Technological Innovation For The Internet Of Things


Technological Innovation For The Internet Of Things
DOWNLOAD
Author : Luis M. Camarinha-Matos
language : en
Publisher: Springer
Release Date : 2013-04-15

Technological Innovation For The Internet Of Things written by Luis M. Camarinha-Matos and has been published by Springer this book supported file pdf, txt, epub, kindle and other format this book has been release on 2013-04-15 with Computers categories.


This book constitutes the refereed proceedings of the 4th IFIP WG 5.5/SOCOLNET Doctoral Conference on Computing, Electrical and Industrial Systems, DoCEIS 2013, held in Costa de Caparica, Portugal, in April 2013. The 69 revised full papers were carefully reviewed and selected from numerous submissions.
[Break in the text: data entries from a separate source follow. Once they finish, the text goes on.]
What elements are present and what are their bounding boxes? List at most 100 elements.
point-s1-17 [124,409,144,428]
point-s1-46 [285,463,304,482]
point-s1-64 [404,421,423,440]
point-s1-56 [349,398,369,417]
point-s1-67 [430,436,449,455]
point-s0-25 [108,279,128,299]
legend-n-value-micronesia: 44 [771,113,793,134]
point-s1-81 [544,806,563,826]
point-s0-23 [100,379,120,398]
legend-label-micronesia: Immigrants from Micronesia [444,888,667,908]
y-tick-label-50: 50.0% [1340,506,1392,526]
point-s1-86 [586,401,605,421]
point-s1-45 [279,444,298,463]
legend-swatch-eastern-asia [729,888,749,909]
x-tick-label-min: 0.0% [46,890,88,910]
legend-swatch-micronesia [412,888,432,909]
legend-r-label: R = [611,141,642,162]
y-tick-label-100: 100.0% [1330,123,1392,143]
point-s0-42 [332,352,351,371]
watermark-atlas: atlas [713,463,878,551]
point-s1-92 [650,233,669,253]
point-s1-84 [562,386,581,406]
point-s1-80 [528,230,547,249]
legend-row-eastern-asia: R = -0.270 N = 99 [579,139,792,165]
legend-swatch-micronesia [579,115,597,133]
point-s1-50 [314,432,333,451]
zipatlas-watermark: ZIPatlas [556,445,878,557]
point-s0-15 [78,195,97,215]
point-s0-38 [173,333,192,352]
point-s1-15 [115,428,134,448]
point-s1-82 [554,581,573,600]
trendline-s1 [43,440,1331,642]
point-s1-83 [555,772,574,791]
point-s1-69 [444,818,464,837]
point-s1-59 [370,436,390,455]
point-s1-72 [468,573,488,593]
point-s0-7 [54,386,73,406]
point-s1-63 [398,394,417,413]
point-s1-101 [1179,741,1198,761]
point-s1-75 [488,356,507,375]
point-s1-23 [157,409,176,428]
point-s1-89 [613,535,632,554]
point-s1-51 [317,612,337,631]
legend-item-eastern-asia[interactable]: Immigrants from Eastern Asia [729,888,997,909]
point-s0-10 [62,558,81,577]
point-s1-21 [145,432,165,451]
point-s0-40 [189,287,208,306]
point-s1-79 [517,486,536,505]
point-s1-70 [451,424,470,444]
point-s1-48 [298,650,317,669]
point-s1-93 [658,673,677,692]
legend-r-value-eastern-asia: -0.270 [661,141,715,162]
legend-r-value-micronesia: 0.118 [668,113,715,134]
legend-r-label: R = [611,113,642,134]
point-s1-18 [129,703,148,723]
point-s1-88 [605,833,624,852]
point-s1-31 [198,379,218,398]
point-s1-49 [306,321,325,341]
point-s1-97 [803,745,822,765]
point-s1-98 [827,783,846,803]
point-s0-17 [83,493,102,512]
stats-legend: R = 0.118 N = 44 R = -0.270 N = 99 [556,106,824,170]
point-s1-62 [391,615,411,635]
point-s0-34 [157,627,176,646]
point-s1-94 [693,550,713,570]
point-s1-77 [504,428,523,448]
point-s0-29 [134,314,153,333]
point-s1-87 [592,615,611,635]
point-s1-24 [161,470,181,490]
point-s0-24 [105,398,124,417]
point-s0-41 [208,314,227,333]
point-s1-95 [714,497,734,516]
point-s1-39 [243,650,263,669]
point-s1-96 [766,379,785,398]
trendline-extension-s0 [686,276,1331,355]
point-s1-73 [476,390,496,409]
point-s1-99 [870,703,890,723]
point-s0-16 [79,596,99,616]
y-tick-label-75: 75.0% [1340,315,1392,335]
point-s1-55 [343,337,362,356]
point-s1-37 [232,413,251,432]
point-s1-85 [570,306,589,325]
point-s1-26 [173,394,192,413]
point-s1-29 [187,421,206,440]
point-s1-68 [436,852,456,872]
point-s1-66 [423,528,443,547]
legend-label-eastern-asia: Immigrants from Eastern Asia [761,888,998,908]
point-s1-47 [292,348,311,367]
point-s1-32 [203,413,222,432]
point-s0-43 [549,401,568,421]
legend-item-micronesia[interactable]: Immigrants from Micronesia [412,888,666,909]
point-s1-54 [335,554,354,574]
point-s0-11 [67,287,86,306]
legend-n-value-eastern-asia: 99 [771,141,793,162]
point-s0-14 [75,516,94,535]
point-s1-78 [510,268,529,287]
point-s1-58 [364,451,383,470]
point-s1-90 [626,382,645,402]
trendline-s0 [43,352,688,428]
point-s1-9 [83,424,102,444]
They cover a wide spectrum of topics ranging from collaborative enterprise networks to microelectronics. The papers are organized in the following topical sections: collaborative enterprise networks; service orientation; intelligent computational systems; computational systems; computational systems applications; perceptional systems; robotics and manufacturing; embedded systems and Petri nets; control and decision; integration of power electronics systems with ICT; energy generation; energy distribution; energy transformation; optimization techniques in energy; telecommunications; electronics: devices design; electronics: amplifiers; electronics: RF applications; and electronics: applications.